The AAP said since the beginning of August, more children have died each week than in all but one previous week of the pandemic. Nationally, among the 45 states, New York City, Puerto Rico and Guam reporting data, 498 children have died. The group’s data shows three children have died in Iowa from COVID-19. Texas leads the nation in child deaths from the virus with 79 and Arizona has had 38.

The uncontrolled spread of COVID-19 poses a greater risk for children with certain underlying conditions including Down’s syndrome, lung conditions, heart conditions and weakened immune systems.

Judge Robert Pratt issued a restraining order on Sept. 13 against Reynolds and Iowa Department of Education Director Ann Lebo to prevent them from enforcing the law. He concluded that the law substantially increases the risk of several children with health conditions of contracting COVID-19 and may violate federal laws including the Americans With Disabilities Act.

He extended the order on Monday until Oct. 11 and is considering a preliminary injunction which would continue to halt enforcement of the law while the case works through the courts. Reynolds indicated she is determined to restore the law, saying she will appeal. At least 24 school districts have reinstated a mask mandate since Pratt issued a temporary restraining order.

All 99 counties in Iowa continue to see a high rate of virus spread, according to CDC data.
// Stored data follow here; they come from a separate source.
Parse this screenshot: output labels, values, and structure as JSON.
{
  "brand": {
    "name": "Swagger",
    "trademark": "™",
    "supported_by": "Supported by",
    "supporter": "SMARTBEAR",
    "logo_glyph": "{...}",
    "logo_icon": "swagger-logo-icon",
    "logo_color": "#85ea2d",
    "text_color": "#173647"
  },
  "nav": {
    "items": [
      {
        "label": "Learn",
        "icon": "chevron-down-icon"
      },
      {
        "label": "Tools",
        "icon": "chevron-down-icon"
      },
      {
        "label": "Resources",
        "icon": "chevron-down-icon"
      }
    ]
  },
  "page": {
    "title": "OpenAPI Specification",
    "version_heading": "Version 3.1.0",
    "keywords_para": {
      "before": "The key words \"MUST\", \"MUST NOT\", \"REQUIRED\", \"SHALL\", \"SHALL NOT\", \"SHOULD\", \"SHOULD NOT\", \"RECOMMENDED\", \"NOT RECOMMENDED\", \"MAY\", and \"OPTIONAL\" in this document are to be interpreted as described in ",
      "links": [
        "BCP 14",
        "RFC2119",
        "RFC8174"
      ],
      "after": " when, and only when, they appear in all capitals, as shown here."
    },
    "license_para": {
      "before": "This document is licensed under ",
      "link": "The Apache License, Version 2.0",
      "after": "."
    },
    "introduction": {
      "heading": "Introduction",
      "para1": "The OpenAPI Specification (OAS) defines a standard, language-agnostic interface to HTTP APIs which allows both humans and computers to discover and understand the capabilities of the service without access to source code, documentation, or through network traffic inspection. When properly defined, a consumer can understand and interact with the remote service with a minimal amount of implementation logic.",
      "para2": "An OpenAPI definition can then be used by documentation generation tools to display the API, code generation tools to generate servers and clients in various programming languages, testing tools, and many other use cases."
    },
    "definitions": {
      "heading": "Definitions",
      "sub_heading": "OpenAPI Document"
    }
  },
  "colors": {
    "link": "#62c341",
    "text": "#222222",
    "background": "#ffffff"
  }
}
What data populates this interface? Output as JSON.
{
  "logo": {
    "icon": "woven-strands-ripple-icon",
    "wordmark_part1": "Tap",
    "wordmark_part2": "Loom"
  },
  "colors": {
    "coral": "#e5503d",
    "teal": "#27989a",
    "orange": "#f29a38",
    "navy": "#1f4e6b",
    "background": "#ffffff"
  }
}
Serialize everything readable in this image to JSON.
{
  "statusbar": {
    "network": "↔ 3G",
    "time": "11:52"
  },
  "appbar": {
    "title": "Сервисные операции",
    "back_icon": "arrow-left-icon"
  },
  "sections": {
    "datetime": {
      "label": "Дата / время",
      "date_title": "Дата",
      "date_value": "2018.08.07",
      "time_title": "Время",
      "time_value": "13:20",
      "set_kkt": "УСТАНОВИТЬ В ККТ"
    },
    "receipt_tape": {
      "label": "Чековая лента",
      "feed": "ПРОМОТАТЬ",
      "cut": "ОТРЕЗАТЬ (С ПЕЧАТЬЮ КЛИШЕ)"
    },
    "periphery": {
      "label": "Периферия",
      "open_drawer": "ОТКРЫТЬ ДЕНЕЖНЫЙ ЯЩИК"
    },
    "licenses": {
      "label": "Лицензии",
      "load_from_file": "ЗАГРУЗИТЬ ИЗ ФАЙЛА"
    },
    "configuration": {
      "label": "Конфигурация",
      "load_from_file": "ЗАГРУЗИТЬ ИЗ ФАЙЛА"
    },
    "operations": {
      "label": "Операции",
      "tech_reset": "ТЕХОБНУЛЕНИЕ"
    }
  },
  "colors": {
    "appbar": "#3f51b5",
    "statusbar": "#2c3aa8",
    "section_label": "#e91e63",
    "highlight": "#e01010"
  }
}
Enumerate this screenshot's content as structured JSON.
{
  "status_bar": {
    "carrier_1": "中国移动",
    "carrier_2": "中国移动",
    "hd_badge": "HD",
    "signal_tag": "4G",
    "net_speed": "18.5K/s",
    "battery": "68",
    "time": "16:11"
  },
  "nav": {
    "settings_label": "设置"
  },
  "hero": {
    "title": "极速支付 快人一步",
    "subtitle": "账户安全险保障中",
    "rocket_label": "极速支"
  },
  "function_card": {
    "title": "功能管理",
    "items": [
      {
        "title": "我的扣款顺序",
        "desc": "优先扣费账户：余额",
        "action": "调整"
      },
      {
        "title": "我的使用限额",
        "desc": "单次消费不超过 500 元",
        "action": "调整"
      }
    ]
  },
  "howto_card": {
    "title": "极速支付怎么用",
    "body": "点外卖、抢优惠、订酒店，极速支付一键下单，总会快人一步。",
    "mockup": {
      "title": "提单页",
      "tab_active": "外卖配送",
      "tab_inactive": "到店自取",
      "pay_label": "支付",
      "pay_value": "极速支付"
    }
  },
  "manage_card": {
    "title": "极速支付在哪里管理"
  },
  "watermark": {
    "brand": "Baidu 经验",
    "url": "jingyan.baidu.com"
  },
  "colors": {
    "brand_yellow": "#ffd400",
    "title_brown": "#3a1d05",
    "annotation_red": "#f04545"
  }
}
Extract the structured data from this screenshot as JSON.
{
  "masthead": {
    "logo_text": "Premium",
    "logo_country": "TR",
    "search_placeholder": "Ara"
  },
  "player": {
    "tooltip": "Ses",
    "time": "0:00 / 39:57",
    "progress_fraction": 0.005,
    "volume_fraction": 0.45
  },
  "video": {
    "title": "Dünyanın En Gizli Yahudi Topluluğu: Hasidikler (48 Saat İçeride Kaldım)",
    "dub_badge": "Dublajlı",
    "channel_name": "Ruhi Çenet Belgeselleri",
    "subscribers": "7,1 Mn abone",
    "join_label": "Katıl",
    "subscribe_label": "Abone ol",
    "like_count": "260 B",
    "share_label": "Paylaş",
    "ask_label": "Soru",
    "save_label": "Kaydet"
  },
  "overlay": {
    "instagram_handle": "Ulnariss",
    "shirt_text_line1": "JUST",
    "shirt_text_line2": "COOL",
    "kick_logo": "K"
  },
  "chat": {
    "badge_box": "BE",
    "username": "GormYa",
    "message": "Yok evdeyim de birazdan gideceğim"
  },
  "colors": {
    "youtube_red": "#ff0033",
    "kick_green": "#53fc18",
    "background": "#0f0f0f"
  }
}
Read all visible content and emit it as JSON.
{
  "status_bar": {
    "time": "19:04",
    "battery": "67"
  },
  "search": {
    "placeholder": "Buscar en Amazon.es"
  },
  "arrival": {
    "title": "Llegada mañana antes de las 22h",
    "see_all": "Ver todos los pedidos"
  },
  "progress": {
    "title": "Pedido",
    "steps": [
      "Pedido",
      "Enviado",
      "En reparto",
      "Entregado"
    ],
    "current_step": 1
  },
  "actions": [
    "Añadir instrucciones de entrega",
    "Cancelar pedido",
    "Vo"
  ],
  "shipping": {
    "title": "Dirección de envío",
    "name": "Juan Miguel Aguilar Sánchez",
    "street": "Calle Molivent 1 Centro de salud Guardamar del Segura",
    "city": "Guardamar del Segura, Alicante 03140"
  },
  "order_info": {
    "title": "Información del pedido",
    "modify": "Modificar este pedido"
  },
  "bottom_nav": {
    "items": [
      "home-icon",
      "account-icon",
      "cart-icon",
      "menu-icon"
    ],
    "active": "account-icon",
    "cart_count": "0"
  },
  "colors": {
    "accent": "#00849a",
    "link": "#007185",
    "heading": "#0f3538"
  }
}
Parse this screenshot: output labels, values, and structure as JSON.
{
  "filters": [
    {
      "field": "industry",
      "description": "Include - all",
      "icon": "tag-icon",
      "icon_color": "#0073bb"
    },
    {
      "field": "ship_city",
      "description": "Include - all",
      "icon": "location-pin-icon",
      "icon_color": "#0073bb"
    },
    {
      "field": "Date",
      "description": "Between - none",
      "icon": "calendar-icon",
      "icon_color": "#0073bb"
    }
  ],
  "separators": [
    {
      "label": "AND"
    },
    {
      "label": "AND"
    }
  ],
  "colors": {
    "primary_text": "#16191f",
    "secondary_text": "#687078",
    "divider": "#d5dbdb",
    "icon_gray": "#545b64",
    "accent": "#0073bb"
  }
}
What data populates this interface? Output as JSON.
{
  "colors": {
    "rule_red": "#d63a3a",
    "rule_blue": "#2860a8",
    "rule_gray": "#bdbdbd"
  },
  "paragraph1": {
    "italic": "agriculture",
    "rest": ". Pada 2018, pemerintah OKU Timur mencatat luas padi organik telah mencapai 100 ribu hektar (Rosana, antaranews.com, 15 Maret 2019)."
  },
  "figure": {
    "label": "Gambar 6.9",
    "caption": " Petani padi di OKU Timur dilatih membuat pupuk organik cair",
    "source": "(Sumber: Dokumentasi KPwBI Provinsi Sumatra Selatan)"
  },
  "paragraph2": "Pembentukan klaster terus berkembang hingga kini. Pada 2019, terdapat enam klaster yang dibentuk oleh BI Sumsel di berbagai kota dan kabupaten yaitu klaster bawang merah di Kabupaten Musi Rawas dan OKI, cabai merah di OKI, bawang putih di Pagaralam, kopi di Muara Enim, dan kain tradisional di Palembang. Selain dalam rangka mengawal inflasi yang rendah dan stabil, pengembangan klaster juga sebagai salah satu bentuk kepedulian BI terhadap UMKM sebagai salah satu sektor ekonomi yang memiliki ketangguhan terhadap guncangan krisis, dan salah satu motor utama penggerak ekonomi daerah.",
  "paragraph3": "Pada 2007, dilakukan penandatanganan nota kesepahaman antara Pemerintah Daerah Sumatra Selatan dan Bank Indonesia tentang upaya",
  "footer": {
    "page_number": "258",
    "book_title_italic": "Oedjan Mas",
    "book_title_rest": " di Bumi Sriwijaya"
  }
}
The state Wednesday data update shows deaths from COVID-19 in Iowa increased by 81 to 6,563. The deaths occurred between Aug. 10 and Sept. 17, the state said.

The mask dispute is one of several playing out in school districts nationwide especially in Republican run states that have prevented local governments from imposing mask requirements.

On Tuesday a federal judge in South Carolina overturned that state’s ban on mask mandates and on Monday a judge in Arizona struck down Republican-passed laws that block schools from requiring masks and restrict the power of local governments to impose COVID-19 requirements.